Permite a los atacantes ejecutar comandos arbitrarios del sistema con una sola solicitud HTTP
La Agencia de Seguridad de Infraestructura y Ciberseguridad de Estados Unidos (CISA) agregó el miércoles una falla de seguridad crítica que afecta a Adobe Experience Manager a su catálogo de Vulnerabilidades Explotadas Conocidas (KEV), basándose en evidencia de explotación activa.
La vulnerabilidad en cuestión es CVE-2025-54253 (puntuación CVSS: 10.0), un error de configuración incorrecta de máxima gravedad que podría resultar en la ejecución de código arbitrario.
Según Adobe, la deficiencia afecta a Adobe Experience Manager (AEM) Forms en las versiones 6.5.23.0 y anteriores de JEE. Se solucionó en la versión 6.5.0-0108, publicada a principios de agosto de 2025, junto con CVE-2025-54254 (puntuación CVSS: 8,6).
Los detalles de las dos vulnerabilidades fueron revelados por los investigadores de Searchlight Cyber Adam Kues y Shubham Shah en julio de 2025, describiendo CVE-2025-54253 como una "omisión de autenticación a la cadena [de ejecución de código remoto] a través del modo de desarrollo Struts2" y CVE-2025-54254 como una inyección de entidad externa XML (XXE) dentro de los servicios web de AEM Forms.
La falla se debe al servlet /adminui/debug, peligrosamente expuesto, que evalúa las expresiones OGNL proporcionadas por el usuario como código Java sin requerir autenticación ni validación de entrada, señaló la empresa de seguridad FireCompass. "El uso indebido del endpoint permite a los atacantes ejecutar comandos arbitrarios del sistema con una sola solicitud HTTP diseñada".

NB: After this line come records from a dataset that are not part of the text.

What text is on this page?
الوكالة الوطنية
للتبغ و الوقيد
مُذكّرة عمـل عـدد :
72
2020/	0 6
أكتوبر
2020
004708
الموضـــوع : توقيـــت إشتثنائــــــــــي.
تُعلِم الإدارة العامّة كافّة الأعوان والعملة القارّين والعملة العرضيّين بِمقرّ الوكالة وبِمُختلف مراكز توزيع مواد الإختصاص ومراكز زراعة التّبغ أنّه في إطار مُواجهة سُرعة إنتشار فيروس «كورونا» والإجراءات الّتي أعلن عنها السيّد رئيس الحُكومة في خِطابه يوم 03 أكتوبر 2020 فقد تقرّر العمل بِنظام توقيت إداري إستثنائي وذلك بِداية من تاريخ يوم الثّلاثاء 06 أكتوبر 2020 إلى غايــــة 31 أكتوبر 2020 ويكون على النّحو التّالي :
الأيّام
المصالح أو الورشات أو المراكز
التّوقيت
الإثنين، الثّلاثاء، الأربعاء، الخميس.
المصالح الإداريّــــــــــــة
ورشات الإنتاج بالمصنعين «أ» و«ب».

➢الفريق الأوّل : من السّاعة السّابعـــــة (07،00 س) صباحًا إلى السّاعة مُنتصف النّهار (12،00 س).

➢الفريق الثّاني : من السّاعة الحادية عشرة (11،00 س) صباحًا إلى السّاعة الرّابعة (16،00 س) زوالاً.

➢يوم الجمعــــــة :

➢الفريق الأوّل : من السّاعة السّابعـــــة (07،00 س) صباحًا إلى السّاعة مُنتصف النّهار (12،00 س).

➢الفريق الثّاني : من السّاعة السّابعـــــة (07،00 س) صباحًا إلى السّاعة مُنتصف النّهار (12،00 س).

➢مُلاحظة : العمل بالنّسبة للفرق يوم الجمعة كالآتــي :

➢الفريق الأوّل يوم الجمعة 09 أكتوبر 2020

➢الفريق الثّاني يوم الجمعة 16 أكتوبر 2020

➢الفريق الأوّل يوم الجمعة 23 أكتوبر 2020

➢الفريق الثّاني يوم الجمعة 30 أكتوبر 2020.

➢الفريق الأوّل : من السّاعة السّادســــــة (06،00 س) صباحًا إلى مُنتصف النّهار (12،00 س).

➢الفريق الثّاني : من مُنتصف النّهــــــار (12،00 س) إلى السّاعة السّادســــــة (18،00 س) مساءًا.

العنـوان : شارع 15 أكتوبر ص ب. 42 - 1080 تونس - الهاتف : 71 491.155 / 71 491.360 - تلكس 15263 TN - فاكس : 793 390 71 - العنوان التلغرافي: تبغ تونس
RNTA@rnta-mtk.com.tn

Actualmente no hay información disponible públicamente sobre cómo se está explotando la falla de seguridad en ataques del mundo real, aunque Adobe reconoció en su aviso que "CVE-2025-54253 y CVE-2025-54254 tienen una prueba de concepto disponible públicamente".
En vista de la explotación activa, se recomienda a las agencias del Poder Ejecutivo Civil Federal (FCEB) que apliquen las correcciones necesarias antes del 5 de noviembre de 2025.